|Schreck, Carl - RETIRED/USDA/ARS/CMAVE|
Submitted to: Journal of Medical Entomology
Publication Type: Peer Reviewed Journal
Publication Acceptance Date: September 15, 1997
Publication Date: N/A
Interpretive Summary: Mosquitoes are important because they transmit diseases such as malaria, encephalitis, and filariasis to humans and domestic animals. Often, however, mosquito traps are not sensitive enough to determine if disease-carrying mosquitoes are present in an area were humans or livestock are located. For this reason, scientists at the Center for Medical, Agricultural, and Veterinary Entomology in Gainesville, FL are searching for chemical attractants that can be used to increase the sensitivity of existing mosquito surveillance and monitoring devices. Candidate attractants for this purpose come from many different sources, including volatile skin products from human beings; about 350 such skin chemicals have been collected and identified by Gainesville scientists thus far.

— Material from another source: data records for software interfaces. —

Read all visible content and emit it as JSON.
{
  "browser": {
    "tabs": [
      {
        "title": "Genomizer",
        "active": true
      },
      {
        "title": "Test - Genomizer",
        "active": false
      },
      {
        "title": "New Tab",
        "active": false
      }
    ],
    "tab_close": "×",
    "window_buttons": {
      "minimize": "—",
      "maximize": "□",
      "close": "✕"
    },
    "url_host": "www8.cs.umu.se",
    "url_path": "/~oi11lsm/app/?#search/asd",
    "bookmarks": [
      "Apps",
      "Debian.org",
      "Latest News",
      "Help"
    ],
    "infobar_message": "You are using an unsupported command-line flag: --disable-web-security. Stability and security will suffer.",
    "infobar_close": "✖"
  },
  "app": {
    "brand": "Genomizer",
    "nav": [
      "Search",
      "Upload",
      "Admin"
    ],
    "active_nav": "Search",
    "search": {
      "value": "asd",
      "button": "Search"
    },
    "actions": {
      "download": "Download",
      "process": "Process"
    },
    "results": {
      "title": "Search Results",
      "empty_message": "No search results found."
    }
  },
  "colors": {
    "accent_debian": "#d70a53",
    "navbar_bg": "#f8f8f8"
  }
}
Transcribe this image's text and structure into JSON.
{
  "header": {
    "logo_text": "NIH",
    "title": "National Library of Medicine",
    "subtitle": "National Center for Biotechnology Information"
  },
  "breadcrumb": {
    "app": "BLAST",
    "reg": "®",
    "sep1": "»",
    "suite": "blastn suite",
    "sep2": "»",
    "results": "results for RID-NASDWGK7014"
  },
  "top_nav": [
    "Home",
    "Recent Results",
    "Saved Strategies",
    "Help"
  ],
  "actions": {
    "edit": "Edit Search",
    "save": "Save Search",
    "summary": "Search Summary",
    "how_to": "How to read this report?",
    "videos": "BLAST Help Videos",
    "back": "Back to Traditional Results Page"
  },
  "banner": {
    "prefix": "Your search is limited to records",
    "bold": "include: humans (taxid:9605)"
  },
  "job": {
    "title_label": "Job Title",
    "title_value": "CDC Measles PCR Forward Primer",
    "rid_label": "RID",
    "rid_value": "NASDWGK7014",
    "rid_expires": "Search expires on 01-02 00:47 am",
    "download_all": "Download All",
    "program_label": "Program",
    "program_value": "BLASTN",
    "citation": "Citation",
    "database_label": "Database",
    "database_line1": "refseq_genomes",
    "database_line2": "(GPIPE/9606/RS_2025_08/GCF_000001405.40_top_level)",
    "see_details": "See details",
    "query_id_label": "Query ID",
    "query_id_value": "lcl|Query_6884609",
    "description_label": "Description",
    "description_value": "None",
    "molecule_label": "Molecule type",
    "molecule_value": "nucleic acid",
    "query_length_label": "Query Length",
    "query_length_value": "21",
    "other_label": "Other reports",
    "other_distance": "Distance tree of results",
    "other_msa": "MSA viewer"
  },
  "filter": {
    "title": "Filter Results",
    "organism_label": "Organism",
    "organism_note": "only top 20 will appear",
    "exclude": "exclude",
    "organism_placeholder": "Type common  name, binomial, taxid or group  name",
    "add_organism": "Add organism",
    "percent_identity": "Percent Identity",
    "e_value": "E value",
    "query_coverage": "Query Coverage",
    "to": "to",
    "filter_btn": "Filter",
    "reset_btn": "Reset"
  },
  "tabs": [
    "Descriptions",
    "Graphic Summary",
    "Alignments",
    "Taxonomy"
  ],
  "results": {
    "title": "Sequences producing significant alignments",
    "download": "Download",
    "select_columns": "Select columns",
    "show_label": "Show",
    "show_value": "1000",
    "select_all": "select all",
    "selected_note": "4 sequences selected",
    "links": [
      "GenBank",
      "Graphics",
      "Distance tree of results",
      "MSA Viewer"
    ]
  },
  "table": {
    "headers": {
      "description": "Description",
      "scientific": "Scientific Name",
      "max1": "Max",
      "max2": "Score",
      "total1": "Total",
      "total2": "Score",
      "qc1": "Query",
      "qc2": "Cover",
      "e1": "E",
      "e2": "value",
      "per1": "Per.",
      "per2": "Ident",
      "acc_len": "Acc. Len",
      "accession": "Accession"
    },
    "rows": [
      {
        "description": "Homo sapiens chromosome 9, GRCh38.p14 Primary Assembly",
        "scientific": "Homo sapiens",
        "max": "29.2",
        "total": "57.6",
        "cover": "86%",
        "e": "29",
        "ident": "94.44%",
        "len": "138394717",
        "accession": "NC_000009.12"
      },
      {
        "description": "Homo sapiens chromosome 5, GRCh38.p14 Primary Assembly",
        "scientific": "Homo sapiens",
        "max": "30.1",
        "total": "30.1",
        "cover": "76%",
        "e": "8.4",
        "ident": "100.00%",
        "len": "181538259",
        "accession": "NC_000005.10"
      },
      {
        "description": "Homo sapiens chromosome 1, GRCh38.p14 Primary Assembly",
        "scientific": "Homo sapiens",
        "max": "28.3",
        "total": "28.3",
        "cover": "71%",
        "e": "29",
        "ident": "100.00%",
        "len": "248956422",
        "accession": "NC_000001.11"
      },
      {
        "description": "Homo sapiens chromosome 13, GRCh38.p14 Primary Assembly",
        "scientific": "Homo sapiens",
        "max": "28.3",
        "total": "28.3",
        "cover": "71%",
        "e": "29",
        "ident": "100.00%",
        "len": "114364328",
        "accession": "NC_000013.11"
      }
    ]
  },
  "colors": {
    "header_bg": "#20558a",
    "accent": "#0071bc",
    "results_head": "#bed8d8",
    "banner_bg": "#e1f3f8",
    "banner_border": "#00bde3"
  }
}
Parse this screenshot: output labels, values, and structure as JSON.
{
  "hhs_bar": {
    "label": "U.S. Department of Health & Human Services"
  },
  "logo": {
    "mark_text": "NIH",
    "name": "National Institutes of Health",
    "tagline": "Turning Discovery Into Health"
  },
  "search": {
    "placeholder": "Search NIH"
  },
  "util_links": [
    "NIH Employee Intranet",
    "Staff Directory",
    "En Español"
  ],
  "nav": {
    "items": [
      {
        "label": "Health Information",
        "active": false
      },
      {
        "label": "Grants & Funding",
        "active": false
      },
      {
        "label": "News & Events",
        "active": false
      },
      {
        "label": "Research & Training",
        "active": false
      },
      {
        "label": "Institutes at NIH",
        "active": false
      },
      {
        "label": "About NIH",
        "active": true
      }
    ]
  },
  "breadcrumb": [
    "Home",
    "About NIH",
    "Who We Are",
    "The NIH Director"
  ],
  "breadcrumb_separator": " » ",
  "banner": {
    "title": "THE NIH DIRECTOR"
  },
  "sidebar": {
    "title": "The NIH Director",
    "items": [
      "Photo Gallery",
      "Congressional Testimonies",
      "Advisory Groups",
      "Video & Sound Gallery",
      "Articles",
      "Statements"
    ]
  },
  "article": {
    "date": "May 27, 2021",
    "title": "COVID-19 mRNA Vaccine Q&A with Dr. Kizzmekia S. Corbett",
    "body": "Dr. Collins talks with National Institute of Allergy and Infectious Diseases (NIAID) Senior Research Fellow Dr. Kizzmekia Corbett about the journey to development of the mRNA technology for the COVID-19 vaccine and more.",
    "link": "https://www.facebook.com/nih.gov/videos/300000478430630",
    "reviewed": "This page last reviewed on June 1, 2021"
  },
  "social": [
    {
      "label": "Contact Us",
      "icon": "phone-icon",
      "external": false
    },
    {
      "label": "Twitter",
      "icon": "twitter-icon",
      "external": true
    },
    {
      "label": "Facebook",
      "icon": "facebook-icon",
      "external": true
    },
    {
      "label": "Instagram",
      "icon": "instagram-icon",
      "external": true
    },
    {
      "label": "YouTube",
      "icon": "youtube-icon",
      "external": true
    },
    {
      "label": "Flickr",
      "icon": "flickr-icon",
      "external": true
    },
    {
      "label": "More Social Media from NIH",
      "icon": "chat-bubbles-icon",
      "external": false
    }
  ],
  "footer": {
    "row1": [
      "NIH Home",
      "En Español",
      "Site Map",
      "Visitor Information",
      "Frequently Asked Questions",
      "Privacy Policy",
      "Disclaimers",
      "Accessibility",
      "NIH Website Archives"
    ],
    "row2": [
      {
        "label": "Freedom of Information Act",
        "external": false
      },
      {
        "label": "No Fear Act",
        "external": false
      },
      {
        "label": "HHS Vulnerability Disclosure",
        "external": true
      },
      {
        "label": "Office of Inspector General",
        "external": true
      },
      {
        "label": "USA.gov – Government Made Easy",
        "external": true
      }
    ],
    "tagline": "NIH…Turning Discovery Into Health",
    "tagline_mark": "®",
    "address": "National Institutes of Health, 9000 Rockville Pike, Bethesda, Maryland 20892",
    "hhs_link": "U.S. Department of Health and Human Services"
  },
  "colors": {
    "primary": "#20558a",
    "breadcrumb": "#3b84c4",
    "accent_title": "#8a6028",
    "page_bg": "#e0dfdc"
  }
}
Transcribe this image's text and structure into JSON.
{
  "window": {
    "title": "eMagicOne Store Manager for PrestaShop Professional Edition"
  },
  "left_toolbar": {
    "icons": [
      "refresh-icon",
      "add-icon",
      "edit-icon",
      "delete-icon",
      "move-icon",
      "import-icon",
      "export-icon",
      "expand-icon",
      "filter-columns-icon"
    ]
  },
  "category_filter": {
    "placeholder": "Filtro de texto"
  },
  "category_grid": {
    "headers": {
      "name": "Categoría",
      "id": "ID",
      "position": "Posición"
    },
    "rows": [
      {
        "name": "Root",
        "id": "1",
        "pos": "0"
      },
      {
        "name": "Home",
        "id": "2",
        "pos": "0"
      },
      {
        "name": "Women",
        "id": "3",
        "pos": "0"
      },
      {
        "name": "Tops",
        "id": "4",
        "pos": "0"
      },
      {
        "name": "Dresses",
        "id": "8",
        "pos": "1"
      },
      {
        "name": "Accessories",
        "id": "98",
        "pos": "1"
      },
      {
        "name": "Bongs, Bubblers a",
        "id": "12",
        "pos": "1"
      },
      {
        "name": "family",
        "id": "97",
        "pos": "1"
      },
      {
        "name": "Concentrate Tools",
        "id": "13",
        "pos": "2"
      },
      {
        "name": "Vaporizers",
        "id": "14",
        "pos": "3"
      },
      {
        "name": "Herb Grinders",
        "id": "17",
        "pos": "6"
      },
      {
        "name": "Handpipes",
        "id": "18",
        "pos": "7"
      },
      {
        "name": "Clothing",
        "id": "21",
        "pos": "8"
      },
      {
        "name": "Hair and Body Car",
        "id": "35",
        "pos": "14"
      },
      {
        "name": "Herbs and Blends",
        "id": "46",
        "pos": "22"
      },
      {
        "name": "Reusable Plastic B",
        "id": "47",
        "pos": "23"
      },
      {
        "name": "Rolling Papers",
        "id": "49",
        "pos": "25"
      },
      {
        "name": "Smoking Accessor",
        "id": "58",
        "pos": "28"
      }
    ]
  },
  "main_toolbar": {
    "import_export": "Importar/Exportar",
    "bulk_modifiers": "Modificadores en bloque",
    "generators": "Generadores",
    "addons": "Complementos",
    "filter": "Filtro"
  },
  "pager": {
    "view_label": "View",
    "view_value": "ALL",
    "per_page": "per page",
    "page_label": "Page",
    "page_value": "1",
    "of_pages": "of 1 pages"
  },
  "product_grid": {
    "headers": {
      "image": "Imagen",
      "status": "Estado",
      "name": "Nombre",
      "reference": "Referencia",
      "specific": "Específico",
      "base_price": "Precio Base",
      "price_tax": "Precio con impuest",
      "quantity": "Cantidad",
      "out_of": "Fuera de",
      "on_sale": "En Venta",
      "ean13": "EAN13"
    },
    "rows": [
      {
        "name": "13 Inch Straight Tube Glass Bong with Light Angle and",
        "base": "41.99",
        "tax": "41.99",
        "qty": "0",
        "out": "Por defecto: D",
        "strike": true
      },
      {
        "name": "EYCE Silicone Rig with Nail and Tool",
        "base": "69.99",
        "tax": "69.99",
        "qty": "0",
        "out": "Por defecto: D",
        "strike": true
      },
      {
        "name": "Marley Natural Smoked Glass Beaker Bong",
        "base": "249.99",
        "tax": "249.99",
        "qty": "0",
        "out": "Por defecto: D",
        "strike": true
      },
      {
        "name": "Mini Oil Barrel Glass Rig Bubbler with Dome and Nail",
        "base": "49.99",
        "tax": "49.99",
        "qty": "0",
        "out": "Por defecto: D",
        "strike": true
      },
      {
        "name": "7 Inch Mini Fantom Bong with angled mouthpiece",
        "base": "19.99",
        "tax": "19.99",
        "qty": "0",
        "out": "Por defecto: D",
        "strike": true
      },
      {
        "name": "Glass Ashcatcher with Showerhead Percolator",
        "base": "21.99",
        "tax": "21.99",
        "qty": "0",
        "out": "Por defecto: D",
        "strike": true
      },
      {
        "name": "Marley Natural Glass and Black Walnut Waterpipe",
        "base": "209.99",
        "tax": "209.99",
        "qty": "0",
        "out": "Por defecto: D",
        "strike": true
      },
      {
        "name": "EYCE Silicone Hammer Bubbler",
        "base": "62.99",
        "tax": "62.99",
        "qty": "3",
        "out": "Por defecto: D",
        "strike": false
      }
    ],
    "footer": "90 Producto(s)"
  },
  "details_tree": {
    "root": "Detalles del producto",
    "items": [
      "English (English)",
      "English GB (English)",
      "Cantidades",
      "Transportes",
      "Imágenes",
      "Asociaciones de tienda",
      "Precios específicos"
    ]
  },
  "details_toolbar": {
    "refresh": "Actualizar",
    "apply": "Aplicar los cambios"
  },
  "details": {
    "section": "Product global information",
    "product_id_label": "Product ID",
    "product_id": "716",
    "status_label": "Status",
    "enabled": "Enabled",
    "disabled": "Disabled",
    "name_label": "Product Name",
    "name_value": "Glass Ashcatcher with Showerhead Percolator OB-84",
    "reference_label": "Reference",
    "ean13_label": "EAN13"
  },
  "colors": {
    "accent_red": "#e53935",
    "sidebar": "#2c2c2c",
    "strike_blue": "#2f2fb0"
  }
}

A triple cage olfactometer was designed and tested to determine if any of the chemicals identified so far are attractive to mosquitoes. When new mosquito attractants are identified using this olfactometer, they will be used in mosquito traps for the early detection of disease carrying mosquitoes. Early detection of such mosquitoes will allow animal and public health agencies to take appropriate and timely emergency mosquito control action.
Technical Abstract: A triple cage olfactometer for evaluating mosquito attraction response is described. The unit is constructed of clear acrylic, comprises three test chambers in a tiered configuration, has paired removable sleeves and mosquito traps, and is equipped with an external air supply system that has temperature and relative humidity control.